In [None]:
import numpy as np
import torch
import torch.nn as nn
import matplotlib.pyplot as plt

In [None]:
# Autograd (automatic differentiation) is the pytorch module that performs gradient tracking and computation
# By default, when tensors are created their gradients is not tracked
x = torch.ones(1, 10)
print(x.requires_grad)

# You can change it using the requires_grad_() function
x.requires_grad_()
print(x.requires_grad)

# Alternatively, when creating a tensor, you can directly set 'requires_grad=True'
x = torch.ones(1, 10, requires_grad=True)
print(x.requires_grad)

In [None]:
# If you create a tensor y from x as the result of an operation, it will have a gradient function (grad_fn) which is specific to this operation
y = x + 50
print(y.grad_fn)

y = x * 50
print(y.grad_fn)

y = x.mean()
print(y.grad_fn)

In [None]:
# Backward: computes the gradients 
x = torch.ones(1, 10, requires_grad=True)
y = x.mean()
y.backward()
print(x.grad)

In [None]:
# Sometimes (for instance at testing), you don't need to keep tracking of the gradients for some operations
# Then, in order to save memory you can simply deactivate gradient tracking
y = x.mean()
print(y.requires_grad)

with torch.no_grad():
    y = x.mean()
    print(y.requires_grad)

In [None]:
# TO DO: define a simple operation Y=W*X+B (with X=1, W=2 and B=3)
# Compute and print the gradients of X, W and B


In [None]:
# Example of creating a simple network, computing the output and the gradients

# Define the network (one linear layer and a nonlinearity)
linear_layer = nn.Linear(256, 2)
activation_fn = nn.Sigmoid()
print('Input size: ', linear_layer.in_features)
print('Output size: ', linear_layer.out_features)
print(linear_layer.bias)
print(linear_layer.weight.shape)

In [None]:
# Create an image-like input and an arbitrary output
input_image = torch.randn(16,16)
plt.imshow(input_image.numpy())
plt.show()

output_true = torch.tensor([0, 1], dtype=torch.float)
print(output_true)

In [None]:
# forward pass
input_reshape = input_image.reshape(256) # vectorize the input image
output_predicted = activation_fn(linear_layer(input_reshape))
print(output_predicted)

In [None]:
# Now, we need to define a loss function to measure the difference between the 'true' and 'predicted' output
# This loss function will be use to compute the gradients and update the network parameters

# Use the binary cross entropy loss function
loss_fn = nn.BCELoss() 

# calculate the loss with the given values (true and predicted)
loss = loss_fn(output_predicted, output_true)

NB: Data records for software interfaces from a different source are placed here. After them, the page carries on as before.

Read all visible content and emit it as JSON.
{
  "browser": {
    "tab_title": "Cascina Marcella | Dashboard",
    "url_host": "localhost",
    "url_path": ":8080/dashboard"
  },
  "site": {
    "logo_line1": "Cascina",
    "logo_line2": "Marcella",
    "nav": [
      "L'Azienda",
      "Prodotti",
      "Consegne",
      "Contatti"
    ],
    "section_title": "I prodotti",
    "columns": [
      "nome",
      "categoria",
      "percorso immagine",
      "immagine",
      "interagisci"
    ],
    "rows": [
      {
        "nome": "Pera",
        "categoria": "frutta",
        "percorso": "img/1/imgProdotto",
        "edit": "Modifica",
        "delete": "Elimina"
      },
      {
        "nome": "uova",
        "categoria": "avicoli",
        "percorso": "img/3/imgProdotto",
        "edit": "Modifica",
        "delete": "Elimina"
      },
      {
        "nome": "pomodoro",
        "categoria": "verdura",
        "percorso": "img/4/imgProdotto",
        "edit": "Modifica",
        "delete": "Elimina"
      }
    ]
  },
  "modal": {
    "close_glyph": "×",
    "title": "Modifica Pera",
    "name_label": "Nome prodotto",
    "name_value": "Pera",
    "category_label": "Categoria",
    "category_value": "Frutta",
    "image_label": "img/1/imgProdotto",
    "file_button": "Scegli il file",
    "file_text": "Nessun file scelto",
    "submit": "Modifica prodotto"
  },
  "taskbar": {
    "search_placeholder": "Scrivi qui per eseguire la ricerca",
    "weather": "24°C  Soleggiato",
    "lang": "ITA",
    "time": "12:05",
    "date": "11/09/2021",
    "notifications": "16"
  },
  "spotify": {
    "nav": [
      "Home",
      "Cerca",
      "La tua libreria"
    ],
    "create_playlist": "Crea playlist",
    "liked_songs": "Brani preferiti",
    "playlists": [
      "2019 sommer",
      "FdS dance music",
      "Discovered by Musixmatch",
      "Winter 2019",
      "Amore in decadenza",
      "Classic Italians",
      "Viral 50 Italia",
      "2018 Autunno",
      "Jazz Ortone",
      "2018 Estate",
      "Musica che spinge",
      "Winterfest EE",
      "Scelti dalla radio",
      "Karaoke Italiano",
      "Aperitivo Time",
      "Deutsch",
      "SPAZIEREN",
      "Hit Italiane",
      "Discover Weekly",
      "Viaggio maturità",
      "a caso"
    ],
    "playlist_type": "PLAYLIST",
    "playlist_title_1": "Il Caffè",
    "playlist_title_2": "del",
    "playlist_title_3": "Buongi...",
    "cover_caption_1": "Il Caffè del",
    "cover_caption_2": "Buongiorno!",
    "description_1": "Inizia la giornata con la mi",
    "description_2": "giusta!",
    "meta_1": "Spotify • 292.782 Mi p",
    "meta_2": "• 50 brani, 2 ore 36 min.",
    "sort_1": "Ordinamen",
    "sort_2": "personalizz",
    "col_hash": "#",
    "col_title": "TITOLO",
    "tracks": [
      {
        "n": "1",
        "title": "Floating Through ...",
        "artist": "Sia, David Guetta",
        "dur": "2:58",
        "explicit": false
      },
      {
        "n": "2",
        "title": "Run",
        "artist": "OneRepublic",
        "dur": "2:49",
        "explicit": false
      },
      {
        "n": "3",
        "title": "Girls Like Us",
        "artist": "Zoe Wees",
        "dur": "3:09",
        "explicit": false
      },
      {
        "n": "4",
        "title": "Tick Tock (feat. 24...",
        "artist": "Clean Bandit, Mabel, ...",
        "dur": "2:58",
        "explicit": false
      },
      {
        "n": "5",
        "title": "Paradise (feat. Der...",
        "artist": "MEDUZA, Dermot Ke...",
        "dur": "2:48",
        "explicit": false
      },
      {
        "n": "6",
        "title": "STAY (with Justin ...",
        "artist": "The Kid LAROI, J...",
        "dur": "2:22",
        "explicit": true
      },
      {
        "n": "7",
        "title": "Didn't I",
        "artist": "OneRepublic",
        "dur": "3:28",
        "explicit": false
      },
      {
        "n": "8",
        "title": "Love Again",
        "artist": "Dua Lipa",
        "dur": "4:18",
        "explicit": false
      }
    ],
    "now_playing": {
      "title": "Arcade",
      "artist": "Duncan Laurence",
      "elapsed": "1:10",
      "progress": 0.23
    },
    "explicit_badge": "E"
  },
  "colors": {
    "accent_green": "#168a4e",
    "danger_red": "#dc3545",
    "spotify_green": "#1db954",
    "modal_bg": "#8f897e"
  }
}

# You can print the loss value (or store it, which is useful for monitoring the training)
print(loss.item())

# Compute the gradients
loss.backward()

print ('Weight gradient: ', linear_layer.weight.grad)
print ('Biases gradient: ', linear_layer.bias.grad)

In [None]:
# To update the network parameters, we need to use an 'optimizer': it basically defines which optimization algorithm is used

# Let's use the stochastic gradient algorithm
optimizer = torch.optim.SGD(linear_layer.parameters(), lr=0.01)

# and apply it to update the parameters
optimizer.step()


In [None]:
# Save and load the linear layer of the model
torch.save(linear_layer, 'fnn_model.pt')
model = torch.load('fnn_model.pt')
model
print(model.bias)

In [None]:
# Save and load only the model's parameters (recommended)
torch.save(linear_layer.state_dict(), 'fnn_model_params.pt')
model = nn.Linear(256, 2) #need to first instanciate the model
model.load_state_dict(torch.load('fnn_model_params.pt')) #now load its parameters
print(model.bias)